Comments (3)
I'm pretty interested in the intersection of code / ML. If that's your thing here are some other writing you might be interested in.
* Thinking about cuda: http://github.com/srush/gpu-puzzles
* Tensors considered harmful: https://nlp.seas.harvard.edu/NamedTensor
* Differentiating SVG: https://srush.github.io/DiffRast/
* Annotated S4: https://srush.github.io/annotated-s4/
Recently moved back to industry, so haven't had a chance to write in a while.
Once you realize that Attention is really just a re-framing of Kernel Smoothing it becomes wildly more intuitive [0]. It also allows you to view Transformers as basically learning a bunch of stacked Kernels which leaves them in a surprisingly close neighborhood to Gaussian Processes.
0. http://bactra.org/notebooks/nn-attention-and-transformers.ht...
> I'd be grateful for any pointers to an example where system developers (or someone else in a position to know) have verified the success of a prompt extraction.

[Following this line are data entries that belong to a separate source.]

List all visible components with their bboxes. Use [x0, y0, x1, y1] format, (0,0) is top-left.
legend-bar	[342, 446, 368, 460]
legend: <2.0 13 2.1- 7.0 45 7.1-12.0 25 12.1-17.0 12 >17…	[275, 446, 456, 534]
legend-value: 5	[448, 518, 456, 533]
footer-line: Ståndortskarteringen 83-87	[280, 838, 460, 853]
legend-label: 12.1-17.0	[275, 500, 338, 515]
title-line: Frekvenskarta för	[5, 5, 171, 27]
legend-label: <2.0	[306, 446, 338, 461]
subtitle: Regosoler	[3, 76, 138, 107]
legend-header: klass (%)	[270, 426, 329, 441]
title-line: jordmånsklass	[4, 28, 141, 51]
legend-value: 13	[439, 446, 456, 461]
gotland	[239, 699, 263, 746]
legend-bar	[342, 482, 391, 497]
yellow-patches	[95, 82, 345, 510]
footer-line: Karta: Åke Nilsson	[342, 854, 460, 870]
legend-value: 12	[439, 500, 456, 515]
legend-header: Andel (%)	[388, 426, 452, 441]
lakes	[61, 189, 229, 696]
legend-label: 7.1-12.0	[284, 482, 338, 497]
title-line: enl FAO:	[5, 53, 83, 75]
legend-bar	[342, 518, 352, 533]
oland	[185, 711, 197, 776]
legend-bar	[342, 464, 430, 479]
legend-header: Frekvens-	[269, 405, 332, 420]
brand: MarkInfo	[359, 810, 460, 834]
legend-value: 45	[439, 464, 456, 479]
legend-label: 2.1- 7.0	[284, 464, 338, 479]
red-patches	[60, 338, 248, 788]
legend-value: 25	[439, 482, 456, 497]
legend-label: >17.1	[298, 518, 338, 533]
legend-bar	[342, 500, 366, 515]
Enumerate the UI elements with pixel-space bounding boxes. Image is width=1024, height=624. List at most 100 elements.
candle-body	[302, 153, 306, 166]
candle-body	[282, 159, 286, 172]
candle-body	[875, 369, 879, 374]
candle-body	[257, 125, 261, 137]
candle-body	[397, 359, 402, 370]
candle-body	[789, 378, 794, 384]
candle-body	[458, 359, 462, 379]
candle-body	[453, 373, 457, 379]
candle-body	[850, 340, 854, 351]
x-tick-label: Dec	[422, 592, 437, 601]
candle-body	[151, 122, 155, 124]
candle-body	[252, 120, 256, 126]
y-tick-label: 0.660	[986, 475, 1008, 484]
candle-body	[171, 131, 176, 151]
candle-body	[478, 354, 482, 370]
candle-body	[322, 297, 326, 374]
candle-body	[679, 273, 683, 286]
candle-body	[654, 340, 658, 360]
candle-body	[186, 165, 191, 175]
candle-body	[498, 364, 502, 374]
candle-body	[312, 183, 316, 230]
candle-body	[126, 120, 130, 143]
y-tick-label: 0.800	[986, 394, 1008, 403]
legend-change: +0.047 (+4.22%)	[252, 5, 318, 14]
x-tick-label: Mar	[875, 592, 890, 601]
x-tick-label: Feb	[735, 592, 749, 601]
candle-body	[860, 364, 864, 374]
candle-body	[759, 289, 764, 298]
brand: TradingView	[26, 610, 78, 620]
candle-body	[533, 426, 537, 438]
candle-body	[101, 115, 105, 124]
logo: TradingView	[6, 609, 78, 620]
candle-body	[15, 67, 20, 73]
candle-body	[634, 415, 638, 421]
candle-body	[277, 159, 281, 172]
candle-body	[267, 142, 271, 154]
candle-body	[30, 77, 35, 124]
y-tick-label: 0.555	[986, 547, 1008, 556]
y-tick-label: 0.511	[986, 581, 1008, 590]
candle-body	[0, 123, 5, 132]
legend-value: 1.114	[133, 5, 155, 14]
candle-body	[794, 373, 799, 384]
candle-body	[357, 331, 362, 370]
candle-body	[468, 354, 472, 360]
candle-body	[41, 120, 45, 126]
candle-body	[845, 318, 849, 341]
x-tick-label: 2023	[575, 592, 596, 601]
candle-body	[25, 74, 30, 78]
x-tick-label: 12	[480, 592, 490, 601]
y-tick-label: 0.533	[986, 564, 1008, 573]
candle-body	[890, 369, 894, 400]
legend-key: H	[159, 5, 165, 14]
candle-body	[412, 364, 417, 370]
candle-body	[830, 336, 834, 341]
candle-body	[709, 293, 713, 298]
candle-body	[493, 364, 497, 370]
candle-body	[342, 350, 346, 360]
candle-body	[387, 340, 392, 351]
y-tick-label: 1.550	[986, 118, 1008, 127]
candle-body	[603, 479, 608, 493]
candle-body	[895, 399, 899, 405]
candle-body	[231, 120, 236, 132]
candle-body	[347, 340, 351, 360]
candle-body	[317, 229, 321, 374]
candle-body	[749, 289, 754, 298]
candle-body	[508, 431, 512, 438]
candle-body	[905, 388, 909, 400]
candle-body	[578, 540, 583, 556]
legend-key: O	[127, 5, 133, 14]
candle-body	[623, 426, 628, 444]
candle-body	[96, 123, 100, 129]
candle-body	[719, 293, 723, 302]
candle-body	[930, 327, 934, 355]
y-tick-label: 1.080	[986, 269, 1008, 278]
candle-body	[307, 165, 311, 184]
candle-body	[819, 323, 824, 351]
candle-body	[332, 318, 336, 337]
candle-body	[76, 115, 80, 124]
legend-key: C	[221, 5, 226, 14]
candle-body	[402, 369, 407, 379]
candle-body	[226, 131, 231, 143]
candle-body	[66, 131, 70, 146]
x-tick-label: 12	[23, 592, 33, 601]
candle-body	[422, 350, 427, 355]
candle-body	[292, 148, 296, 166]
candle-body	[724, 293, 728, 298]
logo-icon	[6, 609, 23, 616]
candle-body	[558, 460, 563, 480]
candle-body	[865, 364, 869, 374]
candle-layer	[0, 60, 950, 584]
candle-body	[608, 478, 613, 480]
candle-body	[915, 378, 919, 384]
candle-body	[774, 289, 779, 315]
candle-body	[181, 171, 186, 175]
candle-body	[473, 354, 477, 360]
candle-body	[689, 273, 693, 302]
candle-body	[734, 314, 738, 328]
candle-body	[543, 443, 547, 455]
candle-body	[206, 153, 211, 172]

You can try this yourself with any open source llm setup that lets you provide a system prompt no? Just give it a prompt, ask the model the prompt ,and see if it matches.
gpt-oss is trained to refuse so it wont share (you can provide system prompt on lmstudio)
The thing that makes transformers work is multi dimensionality in the sense that you are multiplying matricies by matricies instead of computing dot products on vectors. And because matrix multiplication is effectively sums of dot products, you can represent all of the transformer as wide single layer perceptron sequences (albeit with a lot of zeros), but mathematically they would do the same thing.
> you can represent all of the transformer as wide single layer perceptron sequences
This isn't correct, again because of attention. The classic perceptron has static weights, they are not an input. The same mathematical function can be used to compute attention however there are no static weights. You've got your attention scores on one side and the V matrix on the other side.
Indeed I wonder if it's actually possible for a bunch of perceptrons to even 'discover' the attention mechanism given they inherently have static weights and they can't directly multiply two inputs (or directly multiply two internal activations). Given an MLP is a general function approximater I guess a sufficiently large number of them could get close enough?
Sure, but the K/V matrices are pretty much arbitrary weights, and so is the Q vector since its derived from the multiplication of the input vector by a learned matrix.
The thing im trying to convey is that the nomeclature of Key/Query/Value doesn't mean anything, so when people learn about transformers, they don't need to understand that those matricies correspond to some predefined structure that maps to the data in a specific way. You can have 2 identical model initialized with random values and trained on same datasets, and end up with different KQV matricies for the same input.
>This isn't correct, again because of attention. The classic perceptron has static weights, they are not an input.
K/Q/V are all derived by multiplying the input vector by static learned weights, then those are all multiplied together in the attention calculation. Basically just a whole bunch of dot products. You would just have flattened matricies with intermediate layers acting as accumulators.
>Indeed I wonder if it's actually possible for a bunch of perceptrons to even 'discover' the attention mechanism
It is. It won't be attention in a classical sense, it would just be extra connections on a wider dimension single layer stacks. The learning process would put the right values in the correct place.